Once you have a data frame, plot a histogram of your numeric variables. Try to dress it up by adding color, changing the limits of the axes, and adding a main title. How will you figure out how to do that? Look at the help file for hist().

The basic goal here is to look at the values in your numeric vectors. If you look at the help file for the hist() function (which can be done by simply typing ?hist in the console) you will see there are lots and lots of options. All of those are optional except for x, which is the vector of values you want to plot. In our data frame, we can access our numeric vectors with the $ operator. For example, if we want to plot a histogram of the vector of sizes we measured in our control diet, we can type the following:

hist(tad_data$control)

If you do that, you might get something very unhelpful, like I have here. In a function like hist(), R is going to try to choose a set of divisions in the data which it thinks will be most useful, but we can override them. Here, we want to set the number of breaks to use when plotting the histogram. Let’s go with 20 and see what that looks like.

hist(tad_data$control, breaks=20)

We can see a cluster of data representing our smallest species and a larger cluster o values representing the two larger species. You should also notice that by default R names our x-axis the variable we provided it. We can customize that by specify a new label for our x-axis, with the xlab= argument. We can also add color with the col= argument. Below, I’ve picked the color “seagreen” but you could of course pick whatever you want. (hint: type colors() in the console)

hist(tad_data$control, breaks=20, xlab="Sizes of hypothetical tadpoles (mm)", col="seagreen")

There are lots of other ways to dress up a figure. Play around with changing the title with the main== argument, or play with the range limits using xlim= or ylim=. You can even add one histogram to an existing plot, using the add=T argument.

Assignment 3

Use the plot() function to try and plot your numeric and categorical variables. What happens when you give R different types of data to plot?
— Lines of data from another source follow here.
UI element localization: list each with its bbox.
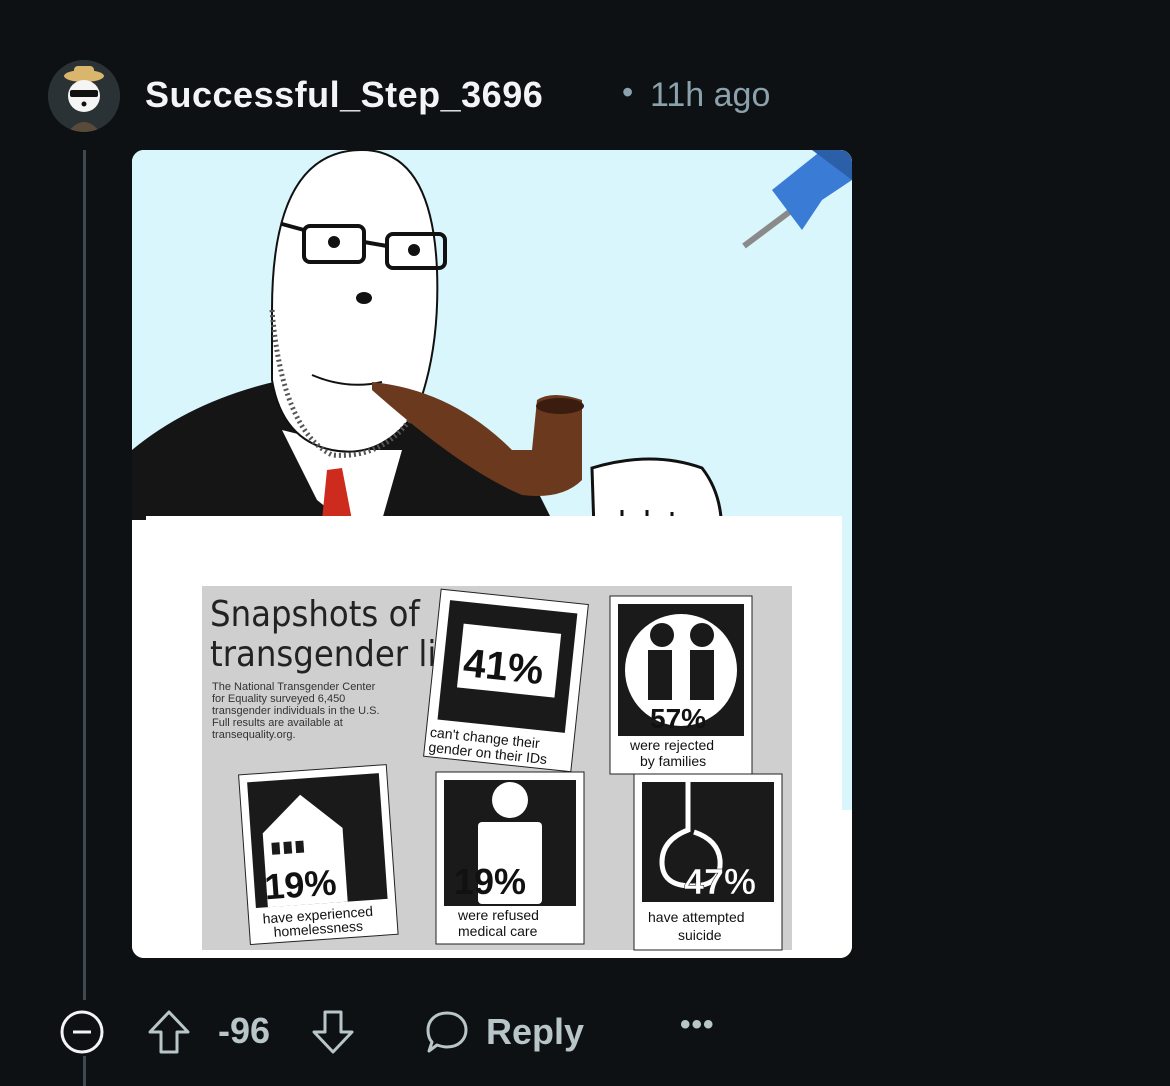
svg-text:by families: by families	[640, 753, 706, 769]
comment-action-bar: -96 Reply •••	[0, 1000, 1170, 1070]
svg-text:19%: 19%	[263, 861, 338, 907]
svg-text:were refused: were refused	[457, 907, 539, 923]
reply-button[interactable]: Reply	[424, 1006, 584, 1058]
svg-text:transequality.org.: transequality.org.	[212, 729, 296, 741]
svg-text:The National Transgender Cente: The National Transgender Center	[212, 681, 376, 693]
separator-dot: •	[622, 74, 634, 110]
person-icon	[492, 782, 528, 818]
svg-text:transgender individuals in the: transgender individuals in the U.S.	[212, 705, 380, 717]
svg-text:were rejected: were rejected	[629, 737, 714, 753]
svg-text:for Equality surveyed 6,450: for Equality surveyed 6,450	[212, 693, 345, 705]
more-options-button[interactable]: •••	[680, 1008, 715, 1042]
upvote-arrow-icon	[148, 1010, 190, 1054]
stat-card-suicide: 47% have attempted suicide	[633, 773, 783, 951]
vote-score: -96	[218, 1010, 271, 1051]
downvote-arrow-icon	[312, 1010, 354, 1054]
svg-text:57%: 57%	[650, 703, 706, 734]
username[interactable]: Successful_Step_3696	[145, 74, 543, 116]
svg-text:medical care: medical care	[458, 923, 538, 939]
reply-label: Reply	[486, 1011, 585, 1052]
upvote-button[interactable]	[146, 1008, 192, 1056]
panda-avatar-icon	[48, 60, 120, 132]
svg-text:have attempted: have attempted	[648, 909, 745, 925]
svg-text:suicide: suicide	[678, 927, 722, 943]
infographic-title-line1: Snapshots of	[210, 594, 421, 635]
timestamp[interactable]: 11h ago	[650, 76, 770, 115]
infographic-title-line2: transgender life	[210, 634, 468, 675]
svg-text:47%: 47%	[684, 861, 756, 902]
stat-card-families: 57% were rejected by families	[609, 595, 753, 775]
avatar[interactable]	[48, 60, 120, 132]
stat-card-ids: 41% can't change their gender on their I…	[423, 588, 589, 773]
collapse-thread-button[interactable]	[60, 1010, 104, 1054]
stat-card-medical-care: 19% were refused medical care	[435, 771, 585, 945]
downvote-button[interactable]	[310, 1008, 356, 1056]
svg-text:41%: 41%	[461, 641, 545, 693]
speech-bubble-icon	[426, 1011, 468, 1053]
svg-text:19%: 19%	[454, 861, 526, 902]
stat-card-homelessness: 19% have experienced homelessness	[238, 764, 399, 946]
svg-text:Full results are available at: Full results are available at	[212, 717, 343, 729]
comment-image[interactable]: Snapshots of transgender life The Nation…	[132, 150, 852, 958]
collapse-minus-icon	[60, 1010, 104, 1054]
thread-line[interactable]	[83, 150, 86, 1000]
The plot() function is a very basic and fundamental function in R. We will explore its utility in the coming chapters, but for now let’s explore what happens when we give it just a single vector of numbers. For example, if we provide plot() with our factor variable “species” it will plot a bar for each category with the height of the bar being now many observations are in each category. In this case, that means three bars that are each 10 high.

plot(tad_data$species)

What happens if we provide a vector of numeric values? R will plot each of the values in our vector on the y-axis, with the x-axis being the row of value. Thus, plot() just starts at the first row of the data frame and proceeds downward. In the figure below, the first 10 values (which correspond to our HGTF animals, which were the smallest) are smaller than values 11–30, which correspond to the two larger species.

plot(tad_data$control)

In the coming chapters we will explore what happens if you provide combinations of vectors as the x- and y-values, and we will begin learning how to use the ggplot2 package to make beautiful figures. However, for now that’s it! Great job.